А потом Сильверхенд с Евродином сидели лицом к лицу у барной стойки, оба какие-то просветленные и все еще взмокшие, переглядывались по-хорошему охуевше, и соло прекрасно считывал ту неимоверную близость и груз пройденного бок о бок, которые они разделяли без слов. А перед глазами стояла светлая беззвездная ночь, в которой вечность назад два молодых пацана ухмылялись друг другу, утирая кровь одной банданой, казалось, уже предчувствуя путь, который сплавит их на долгие годы в пиздецки удачный тандем, полный срачей, споров, диких заебов и просветляющего до самых глубин творчества. Настоящей дружбы со всеми ее достоинствами и недостатками.
- Херня какая-то. Не пойму никак… – отблескивая в полумраке золотом цепочек и браслетов, металлом заклепок, Керри пожал недоуменно плечами, первым нарушая уютное молчание.
- Ты о чем? – откликнулся рокербой их общим, отдающим металлом голосом, опрокинул с жаждой залпом только что поставленный перед ним стакан с виски и, не глядя, оттолкнул его обратно к бармену, небрежным коротким жестом заказав вторую порцию.
- Сто лет не испытывал перед выступлением мандраж, а сегодня было дело.

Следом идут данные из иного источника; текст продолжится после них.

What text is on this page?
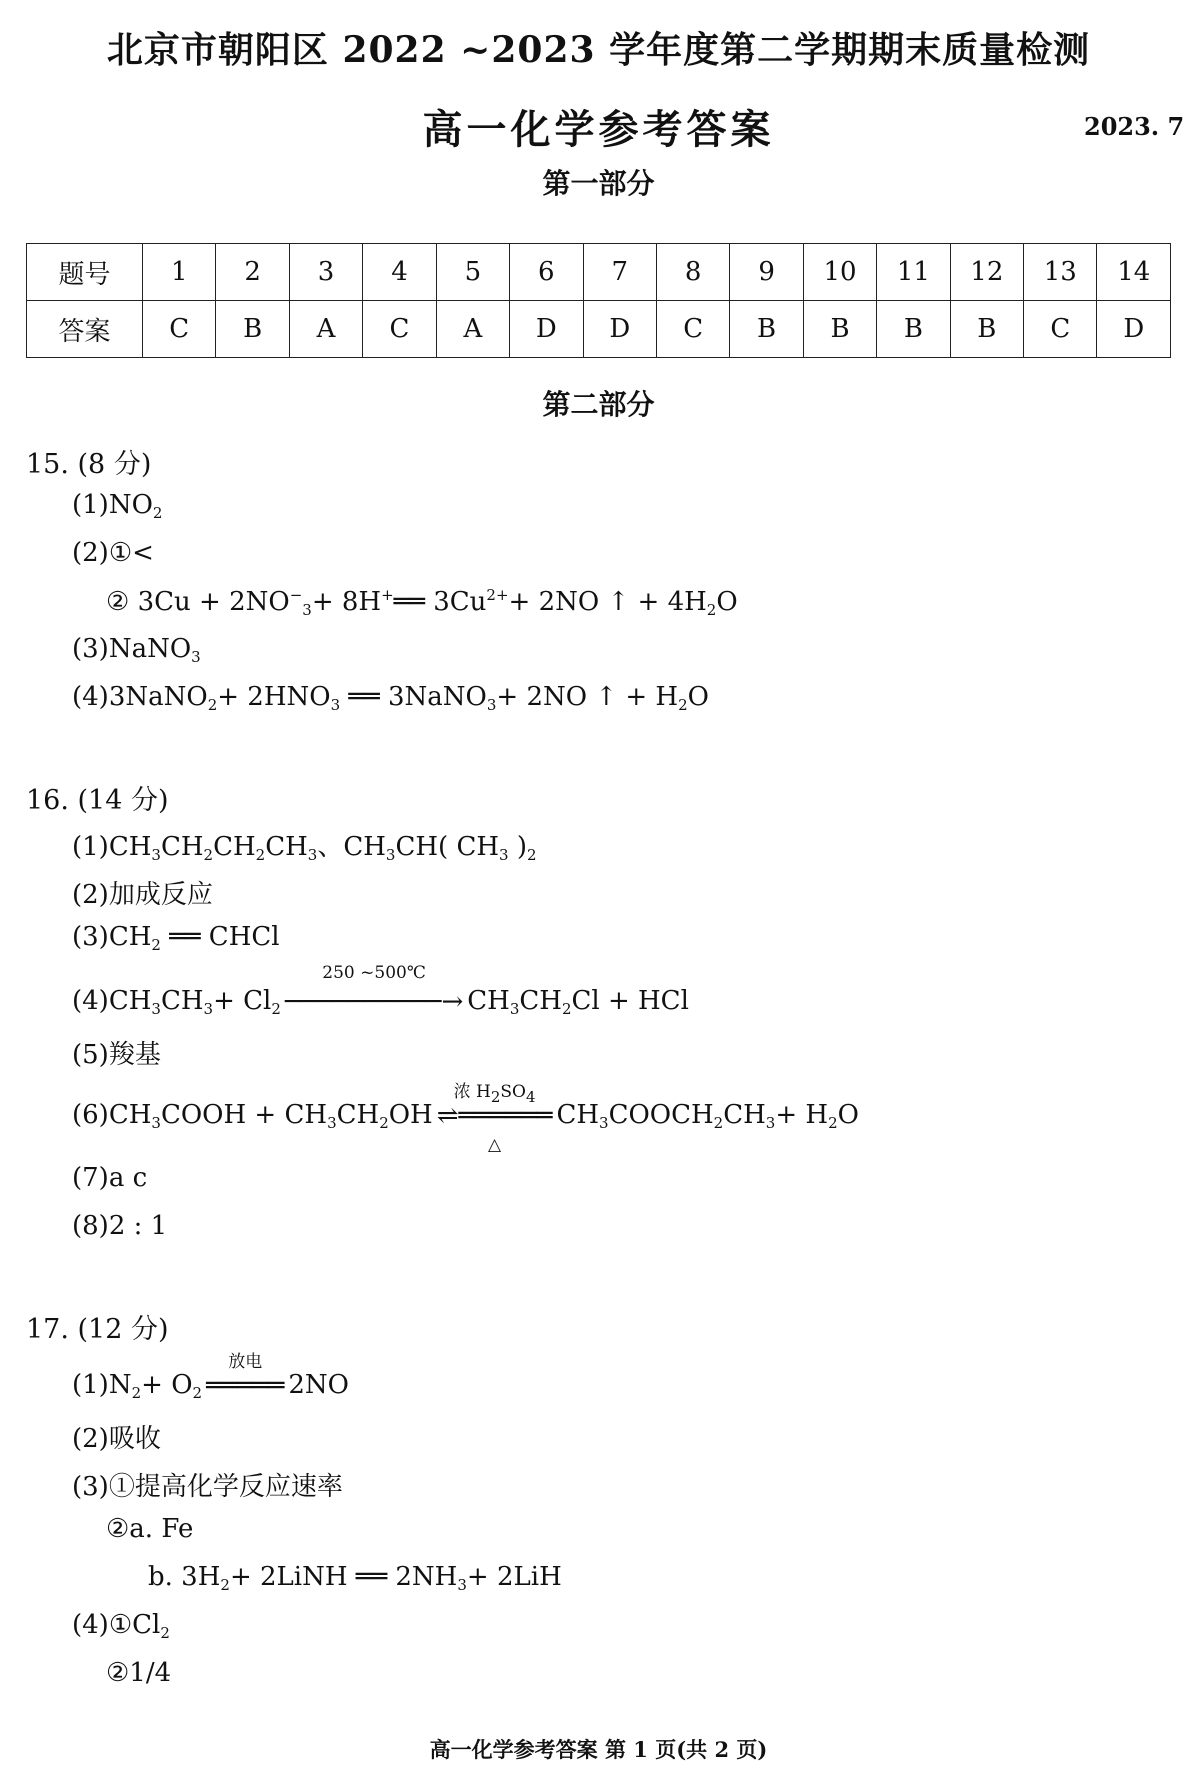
北京市朝阳区 2022 ~2023 学年度第二学期期末质量检测
高一化学参考答案	2023. 7
第一部分
题号	1	2	3	4	5	6	7	8	9	10	11	12	13	14
答案	C	B	A	C	A	D	D	C	B	B	B	B	C	D
第二部分
15. (8 分)
$(1)NO_2$
(2)①<
② $3Cu + 2NO^-_3+$ 8H+══ $3Cu^{2+}+ 2NO$ ↑ + $4H_2O$
(3)NaNO$_3$
(4)3NaNO$_2$+ $2HNO_3$ ══ 3NaNO$_3$+ 2NO ↑ + $H_2O$
16. (14 分)
$(1)CH_3CH_2CH_2CH_3$、$CH_3CH$( $CH_3$ )$_2$
(2)加成反应
$(3)CH_2$ ══ CHCl
$(4)CH_3CH_3+ Cl_2$
250 ~500℃
──────────→ $CH_3CH_2Cl$ + HCl
(5)羧基
$(6)CH_3COOH + CH_3CH_2OH$
浓 $H_2SO_4$
△
⇌══════ $CH_3COOCH_2CH_3+ H_2O$
(7)a c
(8)2 : 1
17. (12 分)
$(1)N_2+ O_2$
放电
═════ 2NO
(2)吸收
(3)①提高化学反应速率
②a. Fe
b. $3H_2+$ 2LiNH ══ $2NH_3+ 2LiH$
$(4)①Cl_2$
②1/4
高一化学参考答案 第 1 页(共 2 页)
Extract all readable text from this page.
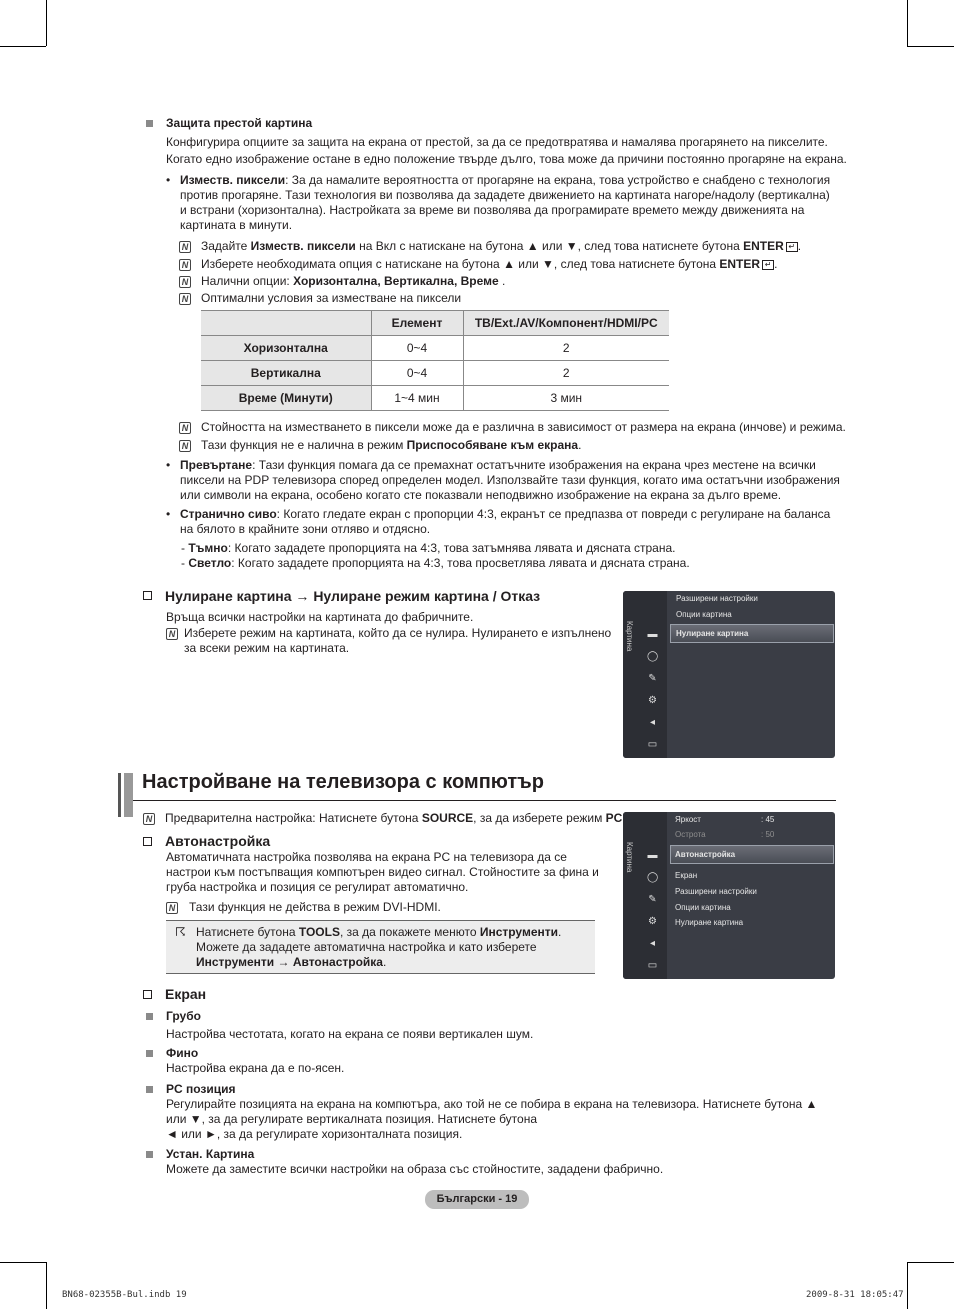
Защита престой картина
Конфигурира опциите за защита на екрана от престой, за да се предотвратява и намалява прогарянето на пикселите.
Когато едно изображение остане в едно положение твърде дълго, това може да причини постоянно прогаряне на екрана.
• Изместв. пиксели: За да намалите вероятността от прогаряне на екрана, това устройство е снабдено с технология
против прогаряне. Тази технология ви позволява да зададете движението на картината нагоре/надолу (вертикална)
и встрани (хоризонтална). Настройката за време ви позволява да програмирате времето между движенията на
картината в минути.
N Задайте Изместв. пиксели на Вкл с натискане на бутона ▲ или ▼, след това натиснете бутона ENTER ↵ .
N Изберете необходимата опция с натискане на бутона ▲ или ▼, след това натиснете бутона ENTER ↵ .
N Налични опции: Хоризонтална, Вертикална, Време .
N Оптимални условия за изместване на пиксели
	Елемент	TB/Ext./AV/Компонент/HDMI/PC
Хоризонтална	0~4	2
Вертикална	0~4	2
Време (Минути)	1~4 мин	3 мин
N Стойността на изместването в пиксели може да е различна в зависимост от размера на екрана (инчове) и режима.
N Тази функция не е налична в режим Приспособяване към екрана.
• Превъртане: Тази функция помага да се премахнат остатъчните изображения на екрана чрез местене на всички
пиксели на PDP телевизора според определен модел. Използвайте тази функция, когато има остатъчни изображения
или символи на екрана, особено когато сте показвали неподвижно изображение на екрана за дълго време.
• Странично сиво: Когато гледате екран с пропорции 4:3, екранът се предпазва от повреди с регулиране на баланса
на бялото в крайните зони отляво и отдясно.
- Тъмно: Когато зададете пропорцията на 4:3, това затъмнява лявата и дясната страна.
- Светло: Когато зададете пропорцията на 4:3, това просветлява лявата и дясната страна.
Нулиране картина → Нулиране режим картина / Отказ
Връща всички настройки на картината до фабричните.
N Изберете режим на картината, който да се нулира. Нулирането е изпълнено
за всеки режим на картината.	Картина ▬
◯
✎
⚙
◂
▭
Разширени настройки
Опции картина
Нулиране картина
Настройване на телевизора с компютър
N Предварителна настройка: Натиснете бутона SOURCE, за да изберете режим PC
Автонастройка
Автоматичната настройка позволява на екрана PC на телевизора да се
настрои към постъпващия компютърен видео сигнал. Стойностите за фина и
груба настройка и позиция се регулират автоматично.
N Тази функция не действа в режим DVI-HDMI.
☈ Натиснете бутона TOOLS, за да покажете менюто Инструменти.
Можете да зададете автоматична настройка и като изберете
Инструменти → Автонастройка.
Картина ▬
◯
✎
⚙
◂
▭
Яркост	: 45
Острота	: 50
Автонастройка
Екран
Разширени настройки
Опции картина
Нулиране картина
Екран
Грубо
Настройва честотата, когато на екрана се появи вертикален шум.
Фино
Настройва екрана да е по-ясен.
PC позиция
Регулирайте позицията на екрана на компютъра, ако той не се побира в екрана на телевизора. Натиснете бутона ▲
или ▼, за да регулирате вертикалната позиция. Натиснете бутона
◄ или ►, за да регулирате хоризонталната позиция.
Устан. Картина
Можете да заместите всички настройки на образа със стойностите, зададени фабрично.
Български - 19
BN68-02355B-Bul.indb 19	2009-8-31 18:05:47
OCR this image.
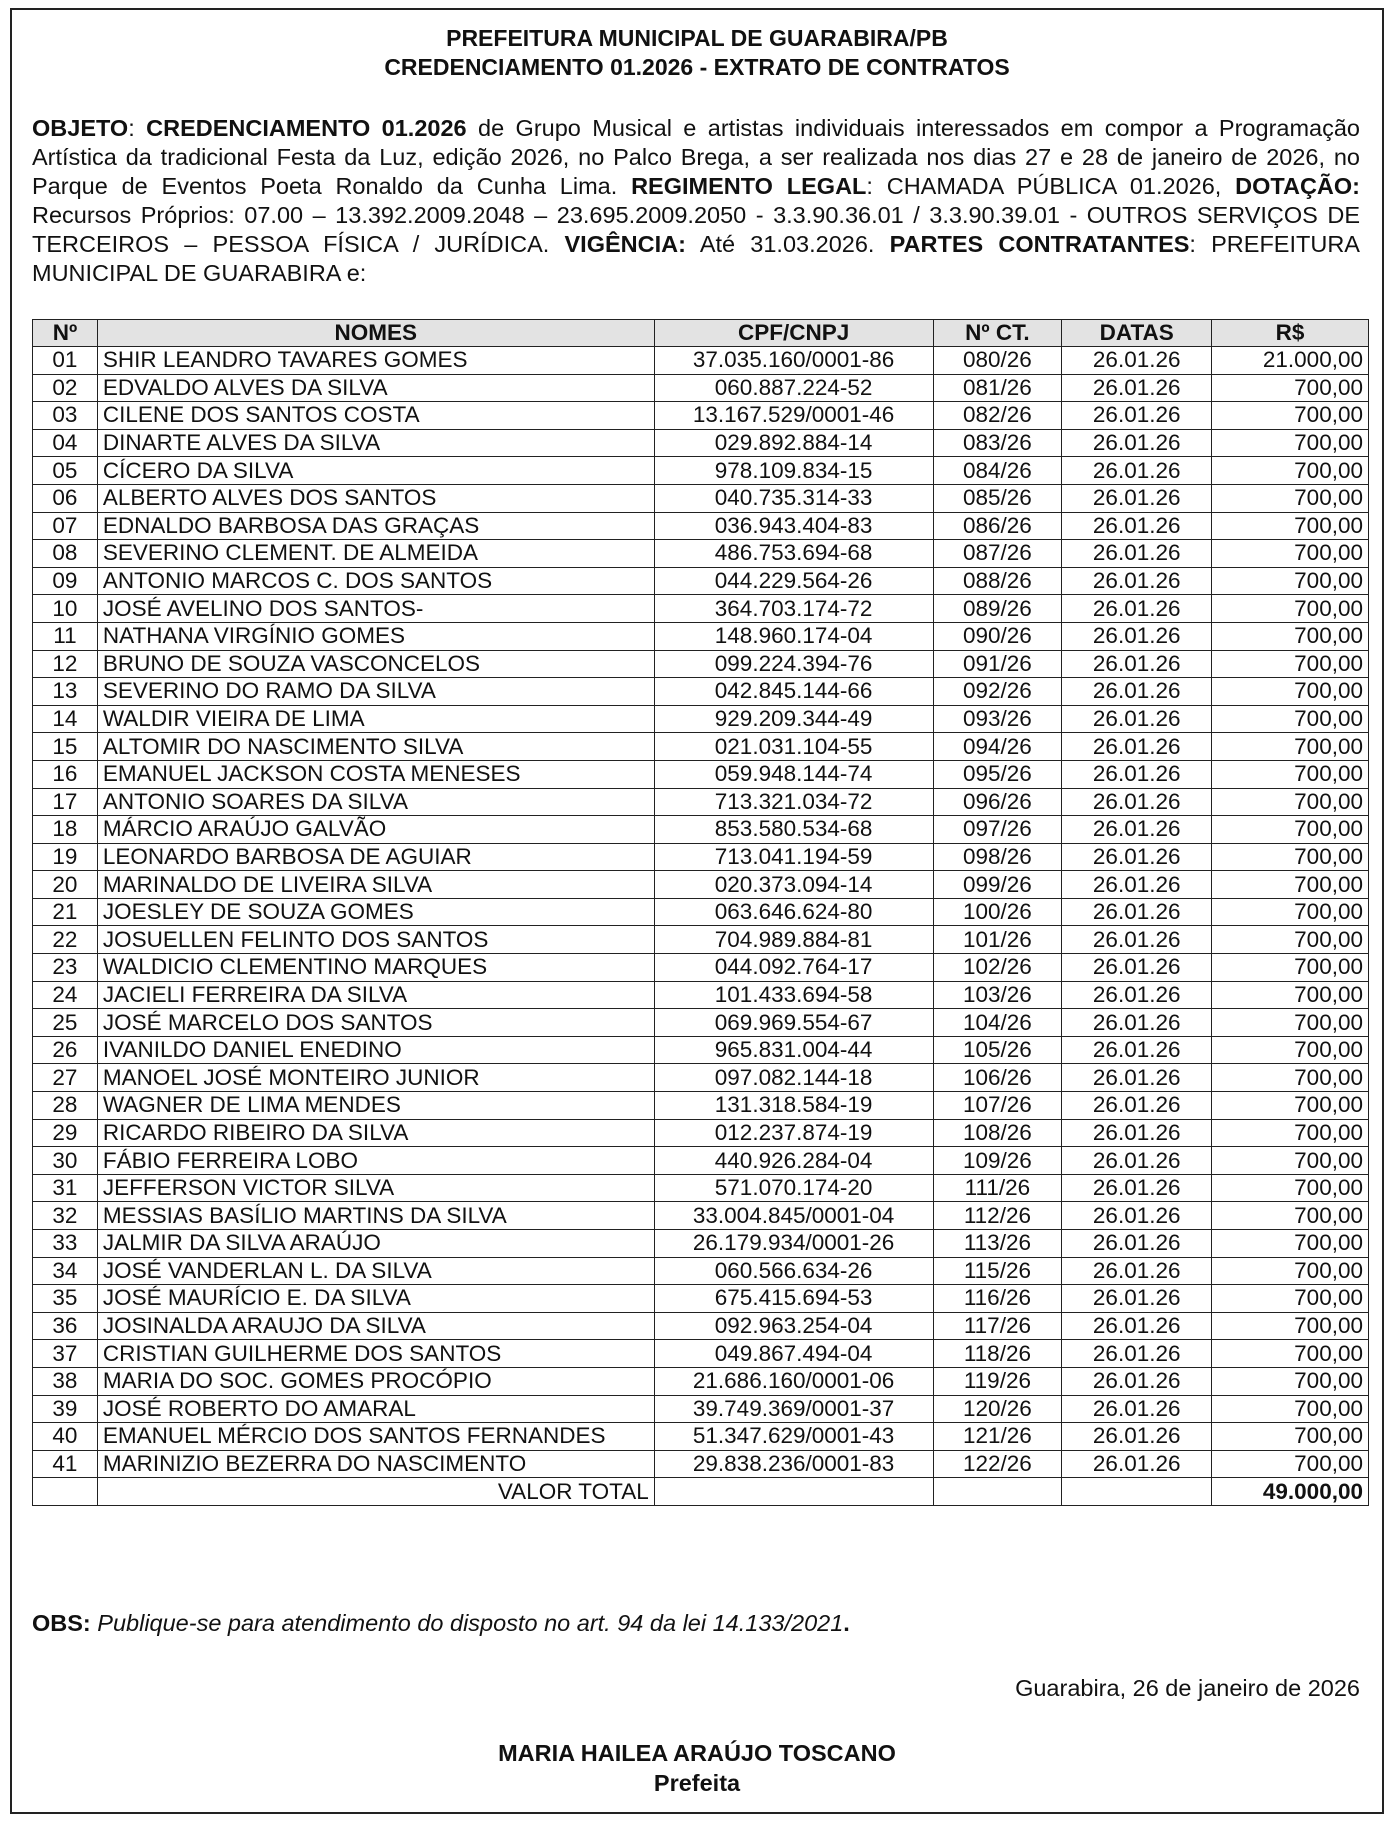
PREFEITURA MUNICIPAL DE GUARABIRA/PB
CREDENCIAMENTO 01.2026 - EXTRATO DE CONTRATOS
OBJETO: CREDENCIAMENTO 01.2026 de Grupo Musical e artistas individuais interessados em compor a Programação Artística da tradicional Festa da Luz, edição 2026, no Palco Brega, a ser realizada nos dias 27 e 28 de janeiro de 2026, no Parque de Eventos Poeta Ronaldo da Cunha Lima. REGIMENTO LEGAL: CHAMADA PÚBLICA 01.2026, DOTAÇÃO: Recursos Próprios: 07.00 – 13.392.2009.2048 – 23.695.2009.2050 - 3.3.90.36.01 / 3.3.90.39.01 - OUTROS SERVIÇOS DE TERCEIROS – PESSOA FÍSICA / JURÍDICA. VIGÊNCIA: Até 31.03.2026. PARTES CONTRATANTES: PREFEITURA MUNICIPAL DE GUARABIRA e:
Nº	NOMES	CPF/CNPJ	Nº CT.	DATAS	R$
01	SHIR LEANDRO TAVARES GOMES	37.035.160/0001-86	080/26	26.01.26	21.000,00
02	EDVALDO ALVES DA SILVA	060.887.224-52	081/26	26.01.26	700,00
03	CILENE DOS SANTOS COSTA	13.167.529/0001-46	082/26	26.01.26	700,00
04	DINARTE ALVES DA SILVA	029.892.884-14	083/26	26.01.26	700,00
05	CÍCERO DA SILVA	978.109.834-15	084/26	26.01.26	700,00
06	ALBERTO ALVES DOS SANTOS	040.735.314-33	085/26	26.01.26	700,00
07	EDNALDO BARBOSA DAS GRAÇAS	036.943.404-83	086/26	26.01.26	700,00
08	SEVERINO CLEMENT. DE ALMEIDA	486.753.694-68	087/26	26.01.26	700,00
09	ANTONIO MARCOS C. DOS SANTOS	044.229.564-26	088/26	26.01.26	700,00
10	JOSÉ AVELINO DOS SANTOS-	364.703.174-72	089/26	26.01.26	700,00
11	NATHANA VIRGÍNIO GOMES	148.960.174-04	090/26	26.01.26	700,00
12	BRUNO DE SOUZA VASCONCELOS	099.224.394-76	091/26	26.01.26	700,00
13	SEVERINO DO RAMO DA SILVA	042.845.144-66	092/26	26.01.26	700,00
14	WALDIR VIEIRA DE LIMA	929.209.344-49	093/26	26.01.26	700,00
15	ALTOMIR DO NASCIMENTO SILVA	021.031.104-55	094/26	26.01.26	700,00
16	EMANUEL JACKSON COSTA MENESES	059.948.144-74	095/26	26.01.26	700,00
17	ANTONIO SOARES DA SILVA	713.321.034-72	096/26	26.01.26	700,00
18	MÁRCIO ARAÚJO GALVÃO	853.580.534-68	097/26	26.01.26	700,00
19	LEONARDO BARBOSA DE AGUIAR	713.041.194-59	098/26	26.01.26	700,00
20	MARINALDO DE LIVEIRA SILVA	020.373.094-14	099/26	26.01.26	700,00
21	JOESLEY DE SOUZA GOMES	063.646.624-80	100/26	26.01.26	700,00
22	JOSUELLEN FELINTO DOS SANTOS	704.989.884-81	101/26	26.01.26	700,00
23	WALDICIO CLEMENTINO MARQUES	044.092.764-17	102/26	26.01.26	700,00
24	JACIELI FERREIRA DA SILVA	101.433.694-58	103/26	26.01.26	700,00
25	JOSÉ MARCELO DOS SANTOS	069.969.554-67	104/26	26.01.26	700,00
26	IVANILDO DANIEL ENEDINO	965.831.004-44	105/26	26.01.26	700,00
27	MANOEL JOSÉ MONTEIRO JUNIOR	097.082.144-18	106/26	26.01.26	700,00
28	WAGNER DE LIMA MENDES	131.318.584-19	107/26	26.01.26	700,00
29	RICARDO RIBEIRO DA SILVA	012.237.874-19	108/26	26.01.26	700,00
30	FÁBIO FERREIRA LOBO	440.926.284-04	109/26	26.01.26	700,00
31	JEFFERSON VICTOR SILVA	571.070.174-20	111/26	26.01.26	700,00
32	MESSIAS BASÍLIO MARTINS DA SILVA	33.004.845/0001-04	112/26	26.01.26	700,00
33	JALMIR DA SILVA ARAÚJO	26.179.934/0001-26	113/26	26.01.26	700,00
34	JOSÉ VANDERLAN L. DA SILVA	060.566.634-26	115/26	26.01.26	700,00
35	JOSÉ MAURÍCIO E. DA SILVA	675.415.694-53	116/26	26.01.26	700,00
36	JOSINALDA ARAUJO DA SILVA	092.963.254-04	117/26	26.01.26	700,00
37	CRISTIAN GUILHERME DOS SANTOS	049.867.494-04	118/26	26.01.26	700,00
38	MARIA DO SOC. GOMES PROCÓPIO	21.686.160/0001-06	119/26	26.01.26	700,00
39	JOSÉ ROBERTO DO AMARAL	39.749.369/0001-37	120/26	26.01.26	700,00
40	EMANUEL MÉRCIO DOS SANTOS FERNANDES	51.347.629/0001-43	121/26	26.01.26	700,00
41	MARINIZIO BEZERRA DO NASCIMENTO	29.838.236/0001-83	122/26	26.01.26	700,00
	VALOR TOTAL				49.000,00
OBS: Publique-se para atendimento do disposto no art. 94 da lei 14.133/2021.
Guarabira, 26 de janeiro de 2026
MARIA HAILEA ARAÚJO TOSCANO
Prefeita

Как будто надо че-то кому-то доказать. Себе, тебе, да хер знает кому! – потерев лоб, Евродин запнулся, явно подбирая слова, а потом махнул рукой, вновь бросая перстнями яркие блики на сетчатку оптики Ви. – А получилось, что никому ниче и не доказал по итогу. Так, просто… хорошо провел время и все.
- Не проникся? – ухмыльнулся Джонни довольно и насмешливо, явно понимая, что сбивчиво пытается ему объяснить Кер. – Повторить хочешь?
- Не, мне достаточно, – улыбнулся внезапно открыто и искренне Евродин, лоб его разгладился, а плечи расслабились, словно их покинул какой-то груз.